United States: Assange ruling is attack on media freedom

United States: Assange ruling is attack on media freedom - Media

London, England, UK - October 28, 2021, Free Assange Protest at the Royal Courts of Justice. Credit: Loredana Sangiuliano/Katherine Da Silva/Shutterstock

The high court in London has ruled that Wikileaks founder and journalist Julian Assange can be extradited to the United States, overturning a judgment earlier this year.

The judgment today — International Human Rights Day — issued by the Court of Appeal in London, marks a dangerous day for media freedom around the world.  

Executive Director of ARTICLE 19, Quinn McKew said: 

“The decision to extradite Mr Assange to the US to face espionage charges directly threatens media freedom.  

The US prosecution does no more and no less than criminalise those who gather news and expose serious human rights violations and crimes.  The UK government should not support this. 

This judgment means that all those who pursue and reveal human rights abuses by the US and other powerful entities are now at serious risk of extradition and prosecution.

The irony is that at this moment, President Biden is holding a Summit for Democracy that sets out the importance of a free press,  while simultaneously seeking to continue a legal case that threatens the foundations of investigative journalism in the US.  

We call on President Joe Biden and the US Attorney General to dismiss the underlying indictment on espionage changes Julian Assange and demonstrate the leadership we need to protect journalists and freedom of expression.”


The judgment follows on from the appeal launched by the US government against the ruling from Judge Vanessa Baraitser in January 2021, which confirmed that Assange could not be extradited on mental health grounds to face charges of espionage and of hacking government computers under the US’ Espionage Act. She said that if Assange was taken to a high security prison in the US, he was likely to take his own life. 

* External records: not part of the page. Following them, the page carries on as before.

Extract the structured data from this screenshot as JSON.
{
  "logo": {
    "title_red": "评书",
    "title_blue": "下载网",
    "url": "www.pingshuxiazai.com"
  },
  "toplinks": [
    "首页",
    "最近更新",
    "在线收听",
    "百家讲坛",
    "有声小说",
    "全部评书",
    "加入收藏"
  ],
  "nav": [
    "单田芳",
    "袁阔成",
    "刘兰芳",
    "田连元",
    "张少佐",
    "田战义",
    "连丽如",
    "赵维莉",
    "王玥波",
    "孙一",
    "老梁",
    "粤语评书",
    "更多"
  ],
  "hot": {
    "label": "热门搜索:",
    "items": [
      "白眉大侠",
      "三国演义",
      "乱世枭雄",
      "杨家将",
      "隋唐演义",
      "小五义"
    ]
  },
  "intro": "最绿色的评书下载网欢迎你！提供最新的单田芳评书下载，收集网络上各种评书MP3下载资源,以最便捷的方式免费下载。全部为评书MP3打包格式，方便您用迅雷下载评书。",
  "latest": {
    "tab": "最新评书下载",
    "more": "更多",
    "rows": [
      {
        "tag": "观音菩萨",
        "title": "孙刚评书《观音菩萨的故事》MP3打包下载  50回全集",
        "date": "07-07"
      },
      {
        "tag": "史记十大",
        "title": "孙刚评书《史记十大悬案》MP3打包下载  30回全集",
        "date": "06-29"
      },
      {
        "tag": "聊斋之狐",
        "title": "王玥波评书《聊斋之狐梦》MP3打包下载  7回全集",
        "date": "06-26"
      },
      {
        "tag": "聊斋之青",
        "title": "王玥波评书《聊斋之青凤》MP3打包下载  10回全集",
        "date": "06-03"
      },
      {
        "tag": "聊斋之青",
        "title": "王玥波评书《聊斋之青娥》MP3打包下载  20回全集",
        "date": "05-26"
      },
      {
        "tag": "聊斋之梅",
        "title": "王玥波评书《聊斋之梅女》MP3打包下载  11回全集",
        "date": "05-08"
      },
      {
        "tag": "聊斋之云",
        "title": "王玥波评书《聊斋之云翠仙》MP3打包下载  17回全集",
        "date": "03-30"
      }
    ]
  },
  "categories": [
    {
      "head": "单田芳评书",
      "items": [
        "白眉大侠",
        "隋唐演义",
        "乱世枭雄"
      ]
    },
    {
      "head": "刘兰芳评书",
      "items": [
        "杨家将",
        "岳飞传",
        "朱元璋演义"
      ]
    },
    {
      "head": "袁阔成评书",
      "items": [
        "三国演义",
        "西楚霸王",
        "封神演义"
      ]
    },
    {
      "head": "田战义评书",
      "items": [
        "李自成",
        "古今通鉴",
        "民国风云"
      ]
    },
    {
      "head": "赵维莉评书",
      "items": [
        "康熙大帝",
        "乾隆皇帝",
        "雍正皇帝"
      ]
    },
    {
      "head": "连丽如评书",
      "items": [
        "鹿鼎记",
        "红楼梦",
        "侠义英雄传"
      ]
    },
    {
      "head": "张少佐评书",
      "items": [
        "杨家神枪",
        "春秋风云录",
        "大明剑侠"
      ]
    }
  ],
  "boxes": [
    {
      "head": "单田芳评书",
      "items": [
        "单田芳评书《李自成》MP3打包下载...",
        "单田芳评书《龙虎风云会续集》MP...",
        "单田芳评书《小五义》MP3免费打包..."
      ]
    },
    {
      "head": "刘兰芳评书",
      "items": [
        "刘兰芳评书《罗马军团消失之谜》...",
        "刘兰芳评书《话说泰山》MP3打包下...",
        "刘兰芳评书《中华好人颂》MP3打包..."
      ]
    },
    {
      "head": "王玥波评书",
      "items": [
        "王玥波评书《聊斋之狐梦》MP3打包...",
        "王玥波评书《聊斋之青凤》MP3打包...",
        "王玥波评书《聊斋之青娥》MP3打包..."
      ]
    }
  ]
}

Prior to this, there were allegations  in 2017 that the Donald Trump administration, spearheaded by Mike Pompeo, director of the CIA at the time, had plotted to kidnap Assange, and even assassinate him. Pompeo viewed Wikileaks as a “non-state hostile intelligence service” and had launched surveillance operations against Wikileaks employees and Assange.

Since his arrest at the Ecuadorian embassy in April 2019, Assange has been held in the UK’s high security Belmarsh prison.

Assange’s fiancee stated that his legal team will pursue further legal avenues, and it is expected that the team will next lodge a case with the Supreme Court, followed by an appeal to the European Court of Human Rights.